Bon Jovi
Before they settled for recording sugary country ballads with the likes of LeAnn Rimes, there was a time — believe it or not — when Bon Jovi used to rock. Nowhere was this more apparent than on the band’s third album, 1986’s Slippery When Wet.
It has everything a hair-metal album should. Guitarist Richie Sambora shreds when necessary, but he isn’t afraid to show the softer side of his guitar. Drummer Tico Torres and bassist Alec John Such keep the pace and the danceable rhythms alive. And Jon Bon Jovi’s downright sexy vocals and perfectly sprayed hair keep the ladies swooning and the boys rocking hard.
In keeping with the spirit of hair metal, Slippery When Wet is supposedly named after a strip club.
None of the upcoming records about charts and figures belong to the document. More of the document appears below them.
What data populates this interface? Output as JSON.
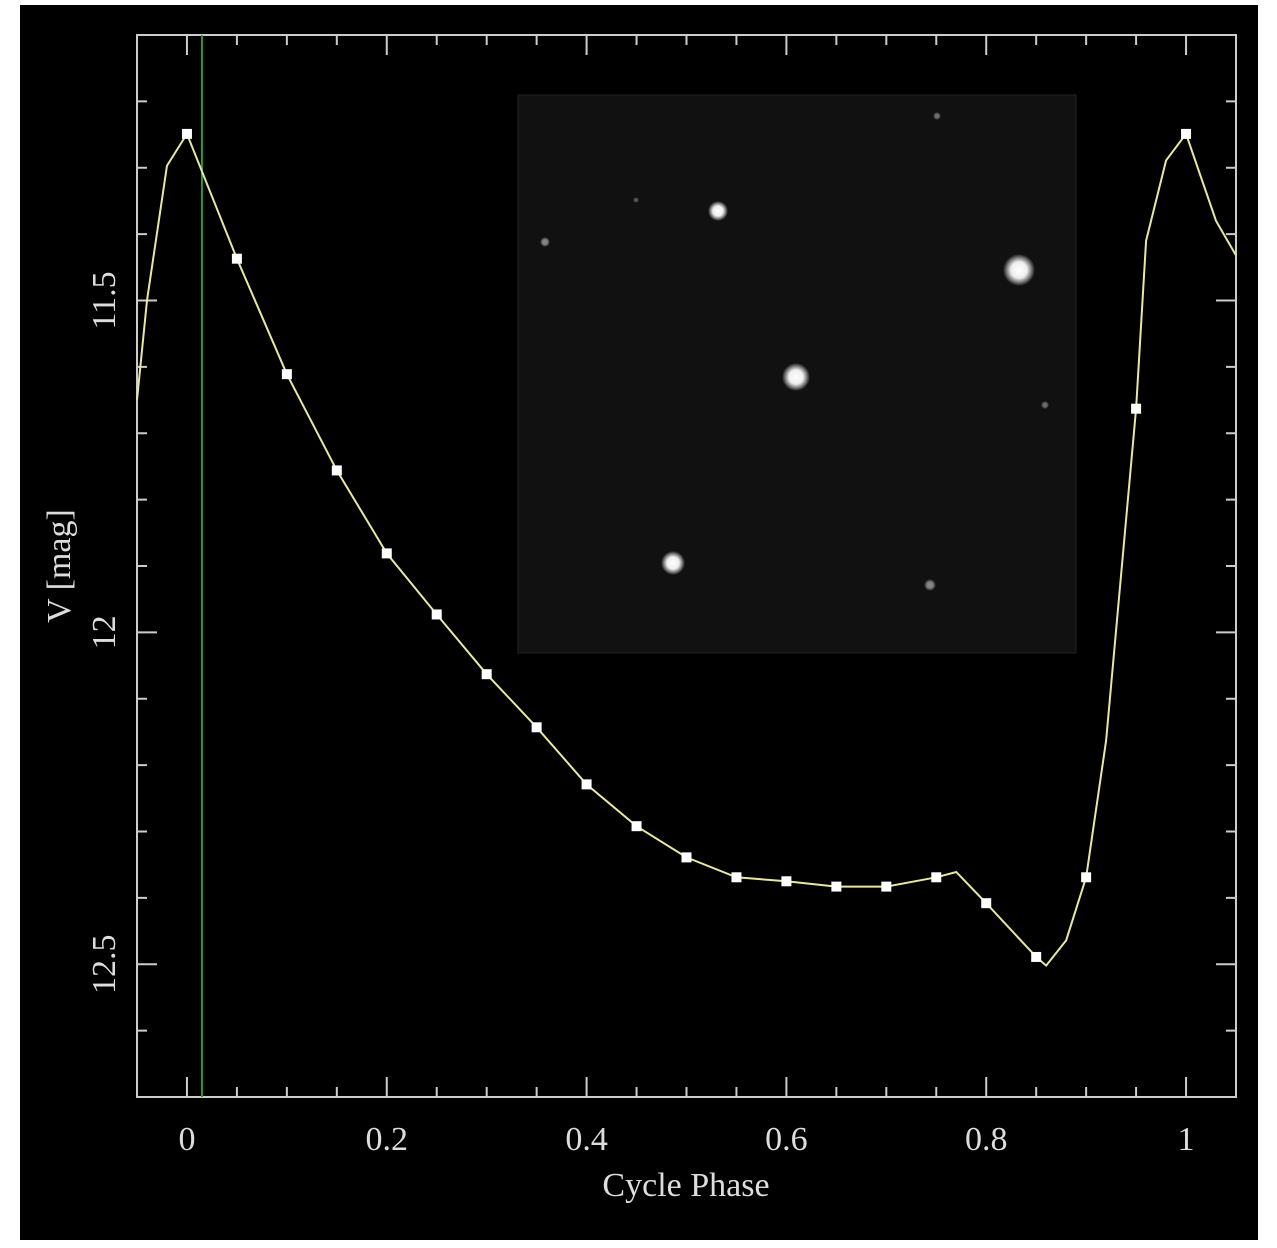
{
  "chart_data": {
    "type": "scatter",
    "xlabel": "Cycle Phase",
    "ylabel": "V [mag]",
    "xlim": [
      -0.05,
      1.05
    ],
    "ylim": [
      11.1,
      12.7
    ],
    "y_inverted": true,
    "xticks": [
      0,
      0.2,
      0.4,
      0.6,
      0.8,
      1
    ],
    "xminor_ticks": [
      0.05,
      0.1,
      0.15,
      0.25,
      0.3,
      0.35,
      0.45,
      0.5,
      0.55,
      0.65,
      0.7,
      0.75,
      0.85,
      0.9,
      0.95
    ],
    "yticks": [
      11.5,
      12,
      12.5
    ],
    "yminor_ticks": [
      11.2,
      11.3,
      11.4,
      11.6,
      11.7,
      11.8,
      11.9,
      12.1,
      12.2,
      12.3,
      12.4,
      12.6
    ],
    "vline": {
      "x": 0.015,
      "color": "#2e9a2e"
    },
    "series": [
      {
        "mode": "line",
        "color": "#e8e8a0",
        "x": [
          -0.05,
          -0.04,
          -0.02,
          0,
          0.05,
          0.1,
          0.15,
          0.2,
          0.25,
          0.3,
          0.35,
          0.4,
          0.45,
          0.5,
          0.55,
          0.6,
          0.65,
          0.7,
          0.75,
          0.77,
          0.8,
          0.85,
          0.86,
          0.88,
          0.9,
          0.92,
          0.95,
          0.96,
          0.98,
          1,
          1.03,
          1.05
        ],
        "values": [
          11.65,
          11.5,
          11.297,
          11.249,
          11.437,
          11.611,
          11.756,
          11.881,
          11.973,
          12.063,
          12.143,
          12.229,
          12.292,
          12.339,
          12.369,
          12.375,
          12.383,
          12.383,
          12.369,
          12.361,
          12.408,
          12.489,
          12.502,
          12.464,
          12.369,
          12.163,
          11.663,
          11.41,
          11.289,
          11.249,
          11.38,
          11.432
        ]
      },
      {
        "mode": "markers",
        "color": "#ffffff",
        "x": [
          0,
          0.05,
          0.1,
          0.15,
          0.2,
          0.25,
          0.3,
          0.35,
          0.4,
          0.45,
          0.5,
          0.55,
          0.6,
          0.65,
          0.7,
          0.75,
          0.8,
          0.85,
          0.9,
          0.95,
          1
        ],
        "values": [
          11.249,
          11.437,
          11.611,
          11.756,
          11.881,
          11.973,
          12.063,
          12.143,
          12.229,
          12.292,
          12.339,
          12.369,
          12.375,
          12.383,
          12.383,
          12.369,
          12.408,
          12.489,
          12.369,
          11.663,
          11.249
        ]
      }
    ]
  }
}
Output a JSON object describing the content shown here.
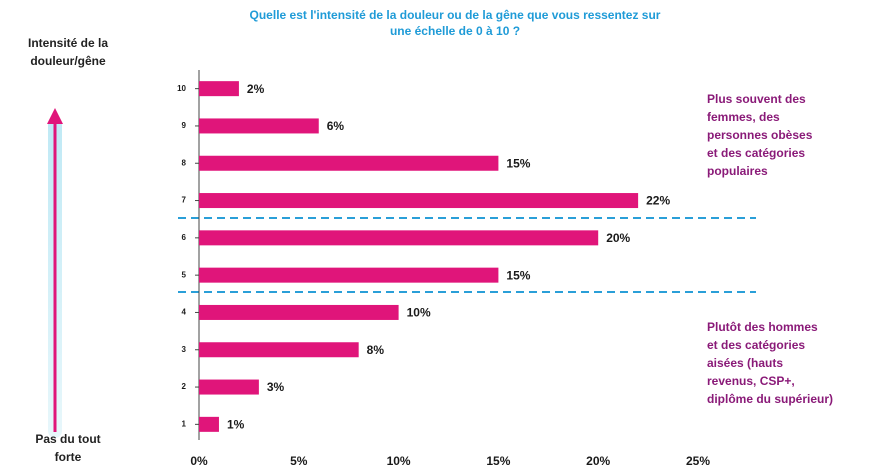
{
  "chart_data": {
    "type": "barh",
    "title_lines": [
      "Quelle est l'intensité de la douleur ou de la gêne que vous ressentez sur",
      "une échelle de 0 à 10 ?"
    ],
    "axis_top_lines": [
      "Intensité de la",
      "douleur/gêne"
    ],
    "axis_bottom_lines": [
      "Pas du tout",
      "forte"
    ],
    "annotations": [
      {
        "lines": [
          "Plus souvent des",
          "femmes, des",
          "personnes obèses",
          "et des catégories",
          "populaires"
        ]
      },
      {
        "lines": [
          "Plutôt des  hommes",
          "et des catégories",
          "aisées (hauts",
          "revenus, CSP+,",
          "diplôme du supérieur)"
        ]
      }
    ],
    "categories": [
      "10",
      "9",
      "8",
      "7",
      "6",
      "5",
      "4",
      "3",
      "2",
      "1"
    ],
    "values": [
      2,
      6,
      15,
      22,
      20,
      15,
      10,
      8,
      3,
      1
    ],
    "value_labels": [
      "2%",
      "6%",
      "15%",
      "22%",
      "20%",
      "15%",
      "10%",
      "8%",
      "3%",
      "1%"
    ],
    "color": "#e0157a",
    "xlim": [
      0,
      25
    ],
    "xticks": [
      {
        "value": 0,
        "label": "0%"
      },
      {
        "value": 5,
        "label": "5%"
      },
      {
        "value": 10,
        "label": "10%"
      },
      {
        "value": 15,
        "label": "15%"
      },
      {
        "value": 20,
        "label": "20%"
      },
      {
        "value": 25,
        "label": "25%"
      }
    ],
    "grid": false
  }
}
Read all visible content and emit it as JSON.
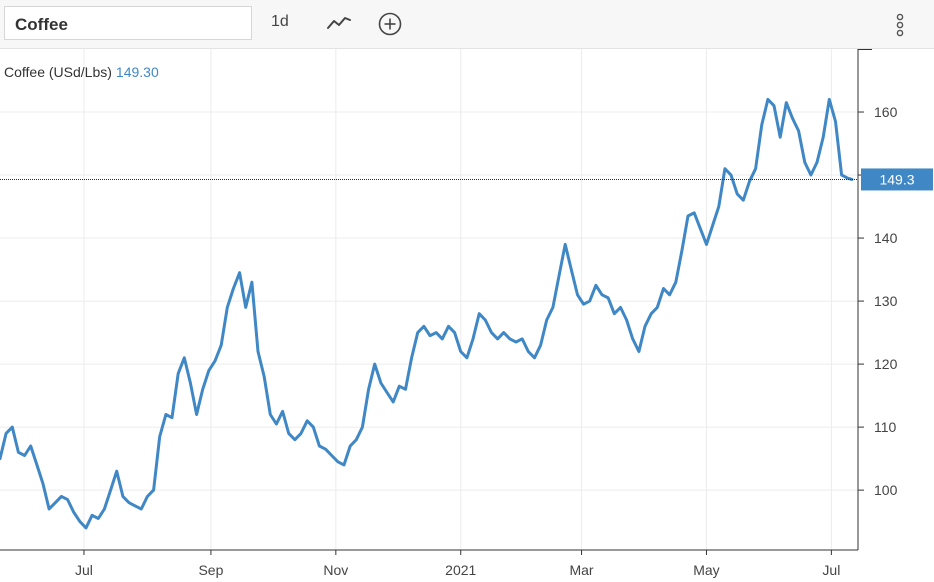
{
  "toolbar": {
    "symbol": "Coffee",
    "interval": "1d",
    "chart_type_icon": "line-chart-icon",
    "add_icon": "plus-circle-icon",
    "menu_icon": "vertical-dots-icon"
  },
  "legend": {
    "label": "Coffee (USd/Lbs)",
    "value": "149.30"
  },
  "colors": {
    "line": "#3f88c5",
    "last_price_line": "#1a237e",
    "last_price_badge": "#3f88c5",
    "grid": "#ececec",
    "axis": "#333333"
  },
  "chart_data": {
    "type": "line",
    "title": "",
    "xlabel": "",
    "ylabel": "",
    "ylim": [
      90.5,
      170
    ],
    "yticks": [
      100,
      110,
      120,
      130,
      140,
      150,
      160
    ],
    "ytick_labels": [
      "100",
      "110",
      "120",
      "130",
      "140",
      "",
      "160"
    ],
    "xtick_labels": [
      "Jul",
      "Sep",
      "Nov",
      "2021",
      "Mar",
      "May",
      "Jul"
    ],
    "xtick_dates": [
      "2020-07-01",
      "2020-09-01",
      "2020-11-01",
      "2021-01-01",
      "2021-03-01",
      "2021-05-01",
      "2021-07-01"
    ],
    "x_start": "2020-05-21",
    "x_end": "2021-07-14",
    "last_value": 149.3,
    "last_value_label": "149.3",
    "series": [
      {
        "x": [
          "2020-05-21",
          "2020-05-24",
          "2020-05-27",
          "2020-05-30",
          "2020-06-02",
          "2020-06-05",
          "2020-06-08",
          "2020-06-11",
          "2020-06-14",
          "2020-06-17",
          "2020-06-20",
          "2020-06-23",
          "2020-06-26",
          "2020-06-29",
          "2020-07-02",
          "2020-07-05",
          "2020-07-08",
          "2020-07-11",
          "2020-07-14",
          "2020-07-17",
          "2020-07-20",
          "2020-07-23",
          "2020-07-26",
          "2020-07-29",
          "2020-08-01",
          "2020-08-04",
          "2020-08-07",
          "2020-08-10",
          "2020-08-13",
          "2020-08-16",
          "2020-08-19",
          "2020-08-22",
          "2020-08-25",
          "2020-08-28",
          "2020-08-31",
          "2020-09-03",
          "2020-09-06",
          "2020-09-09",
          "2020-09-12",
          "2020-09-15",
          "2020-09-18",
          "2020-09-21",
          "2020-09-24",
          "2020-09-27",
          "2020-09-30",
          "2020-10-03",
          "2020-10-06",
          "2020-10-09",
          "2020-10-12",
          "2020-10-15",
          "2020-10-18",
          "2020-10-21",
          "2020-10-24",
          "2020-10-27",
          "2020-10-30",
          "2020-11-02",
          "2020-11-05",
          "2020-11-08",
          "2020-11-11",
          "2020-11-14",
          "2020-11-17",
          "2020-11-20",
          "2020-11-23",
          "2020-11-26",
          "2020-11-29",
          "2020-12-02",
          "2020-12-05",
          "2020-12-08",
          "2020-12-11",
          "2020-12-14",
          "2020-12-17",
          "2020-12-20",
          "2020-12-23",
          "2020-12-26",
          "2020-12-29",
          "2021-01-01",
          "2021-01-04",
          "2021-01-07",
          "2021-01-10",
          "2021-01-13",
          "2021-01-16",
          "2021-01-19",
          "2021-01-22",
          "2021-01-25",
          "2021-01-28",
          "2021-01-31",
          "2021-02-03",
          "2021-02-06",
          "2021-02-09",
          "2021-02-12",
          "2021-02-15",
          "2021-02-18",
          "2021-02-21",
          "2021-02-24",
          "2021-02-27",
          "2021-03-02",
          "2021-03-05",
          "2021-03-08",
          "2021-03-11",
          "2021-03-14",
          "2021-03-17",
          "2021-03-20",
          "2021-03-23",
          "2021-03-26",
          "2021-03-29",
          "2021-04-01",
          "2021-04-04",
          "2021-04-07",
          "2021-04-10",
          "2021-04-13",
          "2021-04-16",
          "2021-04-19",
          "2021-04-22",
          "2021-04-25",
          "2021-04-28",
          "2021-05-01",
          "2021-05-04",
          "2021-05-07",
          "2021-05-10",
          "2021-05-13",
          "2021-05-16",
          "2021-05-19",
          "2021-05-22",
          "2021-05-25",
          "2021-05-28",
          "2021-05-31",
          "2021-06-03",
          "2021-06-06",
          "2021-06-09",
          "2021-06-12",
          "2021-06-15",
          "2021-06-18",
          "2021-06-21",
          "2021-06-24",
          "2021-06-27",
          "2021-06-30",
          "2021-07-03",
          "2021-07-06",
          "2021-07-09",
          "2021-07-11"
        ],
        "values": [
          105.0,
          109.0,
          110.0,
          106.0,
          105.5,
          107.0,
          104.0,
          101.0,
          97.0,
          98.0,
          99.0,
          98.5,
          96.5,
          95.0,
          94.0,
          96.0,
          95.5,
          97.0,
          100.0,
          103.0,
          99.0,
          98.0,
          97.5,
          97.0,
          99.0,
          100.0,
          108.5,
          112.0,
          111.5,
          118.5,
          121.0,
          117.0,
          112.0,
          116.0,
          119.0,
          120.5,
          123.0,
          129.0,
          132.0,
          134.5,
          129.0,
          133.0,
          122.0,
          118.0,
          112.0,
          110.5,
          112.5,
          109.0,
          108.0,
          109.0,
          111.0,
          110.0,
          107.0,
          106.5,
          105.5,
          104.5,
          104.0,
          107.0,
          108.0,
          110.0,
          116.0,
          120.0,
          117.0,
          115.5,
          114.0,
          116.5,
          116.0,
          121.0,
          125.0,
          126.0,
          124.5,
          125.0,
          124.0,
          126.0,
          125.0,
          122.0,
          121.0,
          124.0,
          128.0,
          127.0,
          125.0,
          124.0,
          125.0,
          124.0,
          123.5,
          124.0,
          122.0,
          121.0,
          123.0,
          127.0,
          129.0,
          134.0,
          139.0,
          135.0,
          131.0,
          129.5,
          130.0,
          132.5,
          131.0,
          130.5,
          128.0,
          129.0,
          127.0,
          124.0,
          122.0,
          126.0,
          128.0,
          129.0,
          132.0,
          131.0,
          133.0,
          138.0,
          143.5,
          144.0,
          141.5,
          139.0,
          142.0,
          145.0,
          151.0,
          150.0,
          147.0,
          146.0,
          149.0,
          151.0,
          158.0,
          162.0,
          161.0,
          156.0,
          161.5,
          159.0,
          157.0,
          152.0,
          150.0,
          152.0,
          156.0,
          162.0,
          158.5,
          150.0,
          149.5,
          149.3
        ]
      }
    ]
  }
}
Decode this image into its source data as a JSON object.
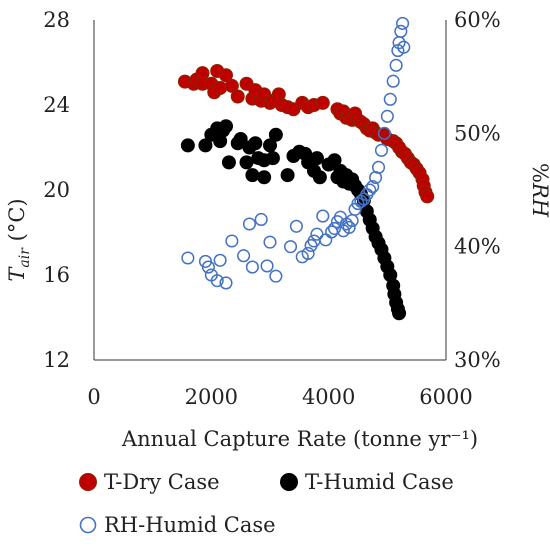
{
  "chart_data": {
    "type": "scatter",
    "xlabel": "Annual Capture Rate (tonne yr⁻¹)",
    "ylabel": "T_air (°C)",
    "ylabel_main": "T",
    "ylabel_sub": "air",
    "ylabel_unit": " (°C)",
    "y2label": "%RH",
    "xlim": [
      0,
      6000
    ],
    "ylim": [
      12,
      28
    ],
    "y2lim": [
      30,
      60
    ],
    "xticks": [
      "0",
      "2000",
      "4000",
      "6000"
    ],
    "yticks": [
      "12",
      "16",
      "20",
      "24",
      "28"
    ],
    "y2ticks": [
      "30%",
      "40%",
      "50%",
      "60%"
    ],
    "grid": false,
    "legend_position": "bottom",
    "series": [
      {
        "name": "T-Dry Case",
        "axis": "left",
        "marker": "filled-circle",
        "color": "#c00000",
        "edge": "#8b2500",
        "points": [
          [
            1550,
            25.1
          ],
          [
            1700,
            25.0
          ],
          [
            1750,
            25.2
          ],
          [
            1850,
            25.5
          ],
          [
            1850,
            25.0
          ],
          [
            2000,
            25.0
          ],
          [
            2050,
            24.6
          ],
          [
            2100,
            25.6
          ],
          [
            2150,
            24.8
          ],
          [
            2250,
            25.4
          ],
          [
            2350,
            24.9
          ],
          [
            2450,
            24.4
          ],
          [
            2600,
            25.0
          ],
          [
            2700,
            24.3
          ],
          [
            2750,
            24.7
          ],
          [
            2850,
            24.2
          ],
          [
            2900,
            24.5
          ],
          [
            3000,
            24.1
          ],
          [
            3050,
            24.2
          ],
          [
            3150,
            24.5
          ],
          [
            3200,
            24.0
          ],
          [
            3300,
            23.9
          ],
          [
            3400,
            23.8
          ],
          [
            3550,
            24.1
          ],
          [
            3650,
            23.9
          ],
          [
            3750,
            24.0
          ],
          [
            3900,
            24.1
          ],
          [
            4150,
            23.8
          ],
          [
            4200,
            23.6
          ],
          [
            4250,
            23.7
          ],
          [
            4300,
            23.4
          ],
          [
            4350,
            23.5
          ],
          [
            4400,
            23.3
          ],
          [
            4450,
            23.6
          ],
          [
            4500,
            23.3
          ],
          [
            4550,
            23.2
          ],
          [
            4600,
            23.1
          ],
          [
            4650,
            22.9
          ],
          [
            4700,
            22.8
          ],
          [
            4750,
            22.9
          ],
          [
            4800,
            22.7
          ],
          [
            4850,
            22.6
          ],
          [
            4950,
            22.6
          ],
          [
            5000,
            22.4
          ],
          [
            5100,
            22.3
          ],
          [
            5150,
            22.2
          ],
          [
            5200,
            22.0
          ],
          [
            5250,
            21.8
          ],
          [
            5300,
            21.7
          ],
          [
            5350,
            21.5
          ],
          [
            5400,
            21.3
          ],
          [
            5450,
            21.2
          ],
          [
            5500,
            21.0
          ],
          [
            5550,
            20.8
          ],
          [
            5600,
            20.5
          ],
          [
            5620,
            20.2
          ],
          [
            5650,
            19.9
          ],
          [
            5680,
            19.7
          ]
        ]
      },
      {
        "name": "T-Humid Case",
        "axis": "left",
        "marker": "filled-circle",
        "color": "#000000",
        "edge": "#000000",
        "points": [
          [
            1600,
            22.1
          ],
          [
            1900,
            22.1
          ],
          [
            2000,
            22.6
          ],
          [
            2100,
            22.9
          ],
          [
            2150,
            22.3
          ],
          [
            2200,
            22.8
          ],
          [
            2250,
            23.0
          ],
          [
            2300,
            21.3
          ],
          [
            2450,
            22.2
          ],
          [
            2500,
            22.4
          ],
          [
            2600,
            21.3
          ],
          [
            2650,
            22.0
          ],
          [
            2700,
            20.7
          ],
          [
            2750,
            22.2
          ],
          [
            2800,
            21.5
          ],
          [
            2900,
            21.4
          ],
          [
            2900,
            20.6
          ],
          [
            3000,
            22.1
          ],
          [
            3050,
            21.5
          ],
          [
            3100,
            22.6
          ],
          [
            3300,
            20.7
          ],
          [
            3400,
            21.6
          ],
          [
            3500,
            21.8
          ],
          [
            3600,
            21.7
          ],
          [
            3650,
            21.3
          ],
          [
            3750,
            20.9
          ],
          [
            3800,
            21.5
          ],
          [
            3850,
            20.6
          ],
          [
            4000,
            21.2
          ],
          [
            4100,
            21.4
          ],
          [
            4150,
            20.6
          ],
          [
            4200,
            20.9
          ],
          [
            4250,
            20.4
          ],
          [
            4300,
            20.7
          ],
          [
            4350,
            20.3
          ],
          [
            4400,
            20.5
          ],
          [
            4450,
            20.2
          ],
          [
            4500,
            20.0
          ],
          [
            4550,
            19.8
          ],
          [
            4600,
            19.5
          ],
          [
            4650,
            19.0
          ],
          [
            4700,
            18.6
          ],
          [
            4750,
            18.2
          ],
          [
            4800,
            17.8
          ],
          [
            4850,
            17.5
          ],
          [
            4900,
            17.2
          ],
          [
            4950,
            16.8
          ],
          [
            5000,
            16.4
          ],
          [
            5050,
            16.0
          ],
          [
            5100,
            15.5
          ],
          [
            5120,
            15.1
          ],
          [
            5150,
            14.7
          ],
          [
            5180,
            14.4
          ],
          [
            5200,
            14.2
          ]
        ]
      },
      {
        "name": "RH-Humid Case",
        "axis": "right",
        "marker": "open-circle",
        "color": "#4472c4",
        "edge": "#4472c4",
        "points": [
          [
            1600,
            39.0
          ],
          [
            1900,
            38.7
          ],
          [
            1950,
            38.2
          ],
          [
            2000,
            37.5
          ],
          [
            2100,
            37.0
          ],
          [
            2150,
            38.8
          ],
          [
            2250,
            36.8
          ],
          [
            2350,
            40.5
          ],
          [
            2550,
            39.2
          ],
          [
            2650,
            42.0
          ],
          [
            2700,
            38.2
          ],
          [
            2850,
            42.4
          ],
          [
            2950,
            38.3
          ],
          [
            3000,
            40.4
          ],
          [
            3100,
            37.4
          ],
          [
            3350,
            40.0
          ],
          [
            3450,
            41.8
          ],
          [
            3550,
            39.1
          ],
          [
            3650,
            39.4
          ],
          [
            3700,
            40.1
          ],
          [
            3750,
            40.5
          ],
          [
            3800,
            41.1
          ],
          [
            3900,
            42.7
          ],
          [
            3950,
            40.6
          ],
          [
            4050,
            41.3
          ],
          [
            4100,
            41.6
          ],
          [
            4150,
            42.2
          ],
          [
            4200,
            42.6
          ],
          [
            4250,
            41.4
          ],
          [
            4300,
            42.0
          ],
          [
            4350,
            41.7
          ],
          [
            4400,
            42.3
          ],
          [
            4450,
            43.3
          ],
          [
            4500,
            43.8
          ],
          [
            4550,
            44.0
          ],
          [
            4600,
            44.2
          ],
          [
            4650,
            44.6
          ],
          [
            4700,
            45.0
          ],
          [
            4750,
            45.3
          ],
          [
            4800,
            46.1
          ],
          [
            4850,
            47.0
          ],
          [
            4900,
            48.5
          ],
          [
            4950,
            50.0
          ],
          [
            5000,
            51.5
          ],
          [
            5050,
            53.0
          ],
          [
            5100,
            54.6
          ],
          [
            5150,
            56.0
          ],
          [
            5180,
            57.3
          ],
          [
            5200,
            58.0
          ],
          [
            5230,
            59.0
          ],
          [
            5260,
            59.7
          ],
          [
            5280,
            57.6
          ]
        ]
      }
    ]
  }
}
The album is almost a greatest hits collection in itself. “You Give Love a Bad Name,” “Livin’ on a Prayer,” and “Wanted Dead or Alive” are arguably Bon Jovi’s finest and most popular work — not to mention that they are three of the greatest karaoke jams ever recorded. Combined with the rest of the tracks on Slippery When Wet, from rocker “Wild in the Streets” to the love song “Without Love,” these works represent the best era of the Bon Jovi juggernaut.
Nowadays — as with many things from bygone eras — it seems that Bon Jovi is only appreciated sardonically. But for all of the cheese (and hairspray) for which that the band is mocked, Slippery When Wet still stands as one of the greatest albums of the hair-metal era, if not one of the best rock albums of all time.